Quando ci troviamo davanti a comportamenti particolarmente intransigenti, inflessibili, spietati, dobbiamo sempre chiederci cosa si nasconda dietro questa rigidità. Abbiamo scoperto, anche di recente, che qualcuno aveva provato a dare un’immagine di sé di persona rigorosa, ferma e al di sopra di ogni sospetto. In realtà, proprio mentre si stava costruendo questa fama, tollerava e copriva comportamenti particolarmente gravi.
Questa dinamica è abbastanza frequente: si usano delle occasioni propizie per guadagnarsi una certa reputazione, in modo che qualora venissero fuori i propri comportamenti illeciti o scorretti, l’opinione pubblica sarebbe portata quanto meno a dubitare.
Sarebbe difficile, infatti, credere che chi si è mostrato così spietato nell’indagare sia in realtà coinvolto in qualche modo proprio in quei comportamenti che stigmatizzava.
La rigidità è sempre patologica, sia sul piano fisico che su quello spirituale e morale.
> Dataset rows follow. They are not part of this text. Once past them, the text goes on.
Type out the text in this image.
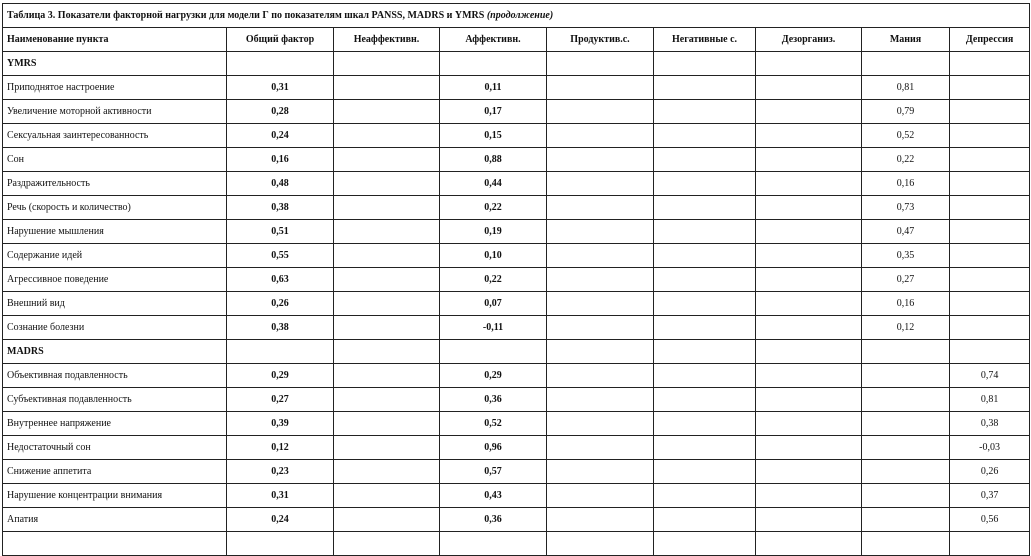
Таблица 3. Показатели факторной нагрузки для модели Г по показателям шкал PANSS, MADRS и YMRS (продолжение)								
Наименование пункта	Общий фактор	Неаффективн.	Аффективн.	Продуктив.с.	Негативные с.	Дезорганиз.	Мания	Депрессия
YMRS								
Приподнятое настроение	0,31		0,11				0,81	
Увеличение моторной активности	0,28		0,17				0,79	
Сексуальная заинтересованность	0,24		0,15				0,52	
Сон	0,16		0,88				0,22	
Раздражительность	0,48		0,44				0,16	
Речь (скорость и количество)	0,38		0,22				0,73	
Нарушение мышления	0,51		0,19				0,47	
Содержание идей	0,55		0,10				0,35	
Агрессивное поведение	0,63		0,22				0,27	
Внешний вид	0,26		0,07				0,16	
Сознание болезни	0,38		-0,11				0,12	
MADRS								
Объективная подавленность	0,29		0,29					0,74
Субъективная подавленность	0,27		0,36					0,81
Внутреннее напряжение	0,39		0,52					0,38
Недостаточный сон	0,12		0,96					-0,03
Снижение аппетита	0,23		0,57					0,26
Нарушение концентрации внимания	0,31		0,43					0,37
Апатия	0,24		0,36					0,56
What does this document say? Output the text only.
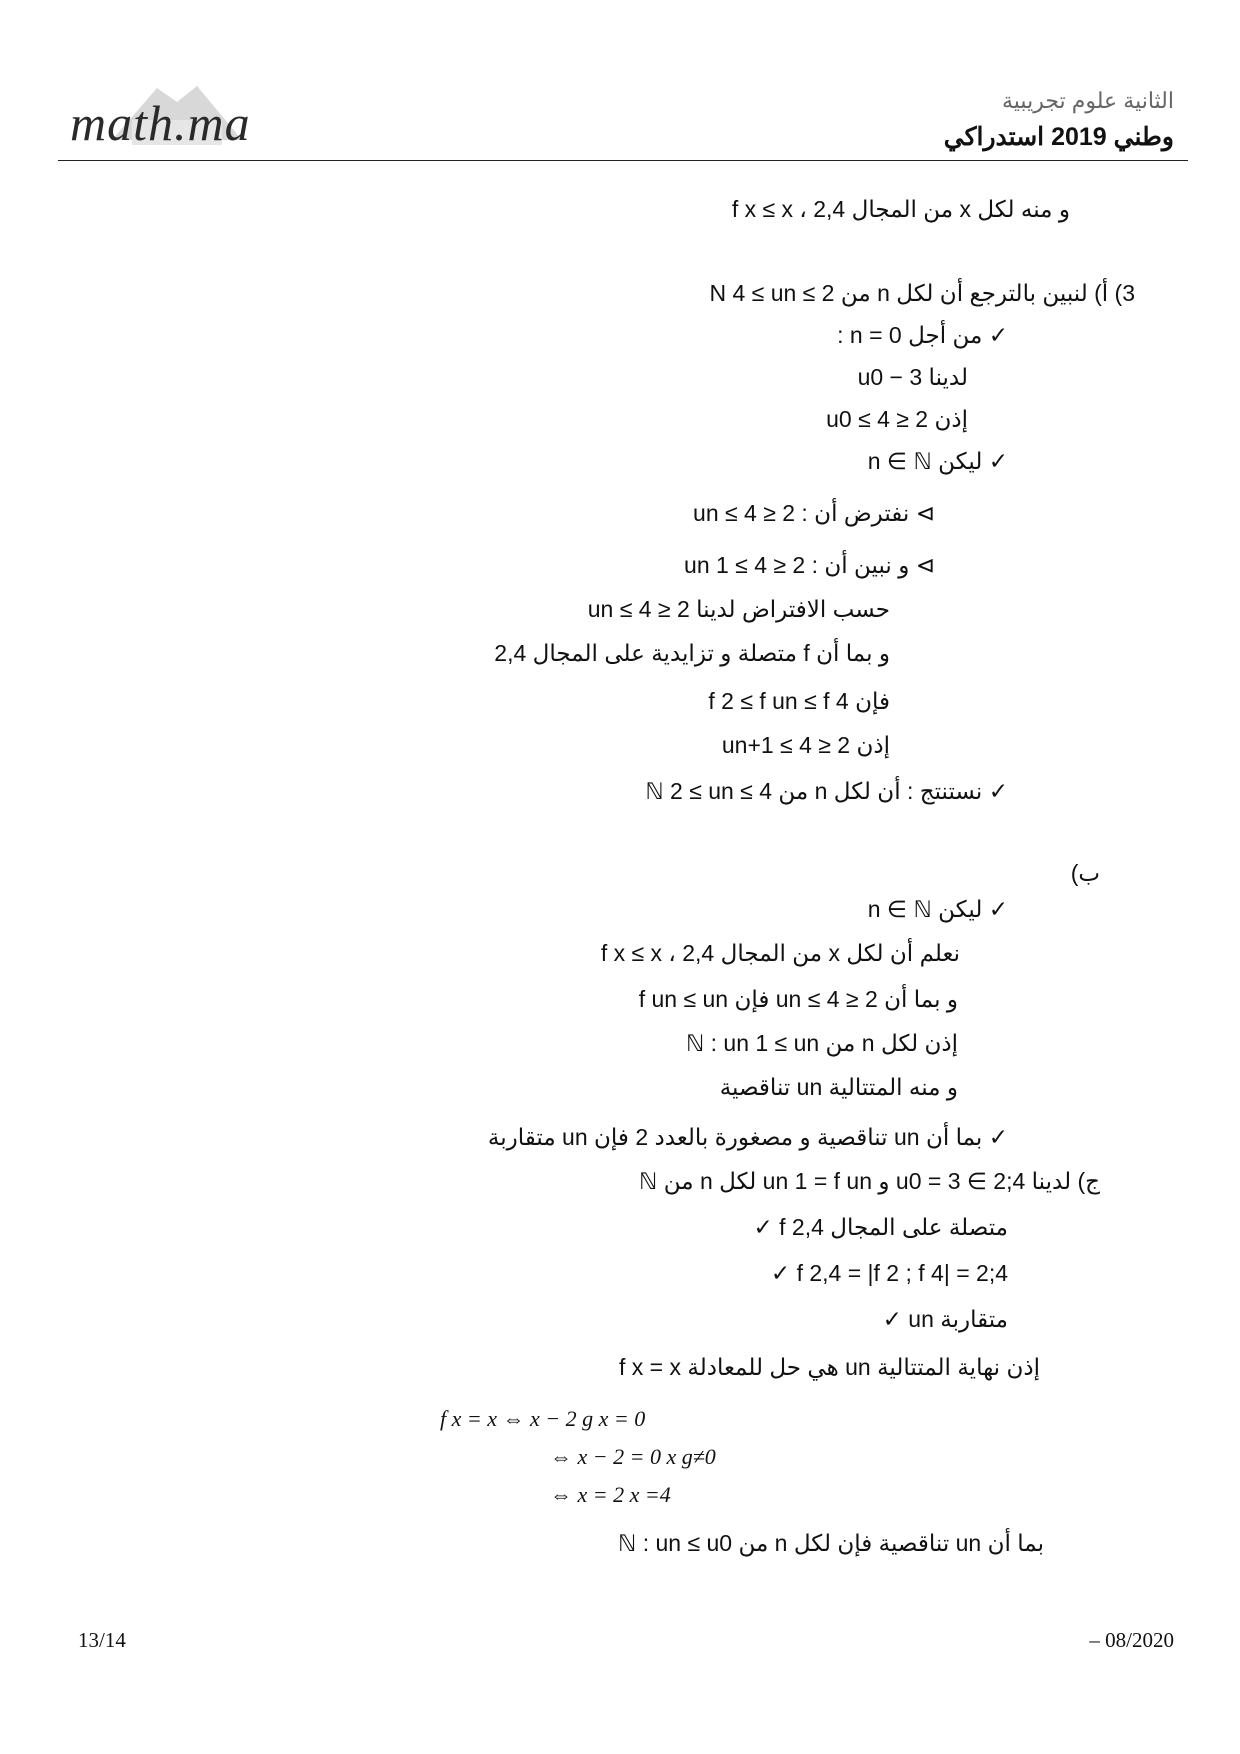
math.ma	الثانية علوم تجريبية
وطني 2019 استدراكي
و منه لكل x من المجال 2,4 ، f x ≤ x
3) أ) لنبين بالترجع أن لكل n من N 4 ≤ un ≤ 2
✓ من أجل n = 0 :
لدينا u0 − 3
إذن 2 ≤ u0 ≤ 4
✓ ليكن n ∈ ℕ
⊳ نفترض أن : 2 ≤ un ≤ 4
⊳ و نبين أن : 2 ≤ un 1 ≤ 4
حسب الافتراض لدينا 2 ≤ un ≤ 4
و بما أن f متصلة و تزايدية على المجال 2,4
فإن f 2 ≤ f un ≤ f 4
إذن 2 ≤ un+1 ≤ 4
✓ نستنتج : أن لكل n من ℕ 2 ≤ un ≤ 4
ب)
✓ ليكن n ∈ ℕ
نعلم أن لكل x من المجال 2,4 ، f x ≤ x
و بما أن 2 ≤ un ≤ 4 فإن f un ≤ un
إذن لكل n من ℕ : un 1 ≤ un
و منه المتتالية un تناقصية
✓ بما أن un تناقصية و مصغورة بالعدد 2 فإن un متقاربة
ج) لدينا u0 = 3 ∈ 2;4 و un 1 = f un لكل n من ℕ
✓ f متصلة على المجال 2,4
✓ f 2,4 = |f 2 ; f 4| = 2;4
✓ un متقاربة
إذن نهاية المتتالية un هي حل للمعادلة f x = x
f x = x ⇔ x − 2 g x = 0
⇔ x − 2 = 0 x g≠0
⇔ x = 2 x =4
بما أن un تناقصية فإن لكل n من ℕ : un ≤ u0
13/14	– 08/2020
La persona sana è flessibile, prova a comprendere, cerca di costruire percorsi che aiutano piuttosto che applicare princìpi che distruggono. Una dinamica simile, anche questa articolarmente diffusa oggi, porta la persona a costruirsi una fama e una rete di contatti, in modo da convincersi di essere inattaccabile.
Dietro queste figure ci sono delle personalità fragili e talvolta disturbate. Si tratta di persone che sono partite probabilmente da livelli di autostima molto bassi e si sono illuse di potenziare la propria opinione di sé attraverso dei riconoscimenti esterni: ruoli, prestigio, incarichi, remunerazioni economiche, considerazioni da parte di ambienti che contano.
In realtà si tratta di castelli di sabbia che si sbriciolano all’arrivo della prima marea.
Anche per questo è facile vederle sempre indaffarate a consolidare le proprie fortificazioni: scavano canali intorno al loro castello, mettono sassi pesanti, credendo che in questo modo l’acqua non corroderà la loro costruzione fantastica.
Purtroppo difficilmente si può intervenire per aiutare questo tipo di persone. Bisogna lasciar fare al mare, cioè a quella realtà che, impietosa, ma provvidenziale, a un certo punto sopraggiunge e lascia intravvedere quello che c’era dietro alle costruzioni imponenti e minacciose.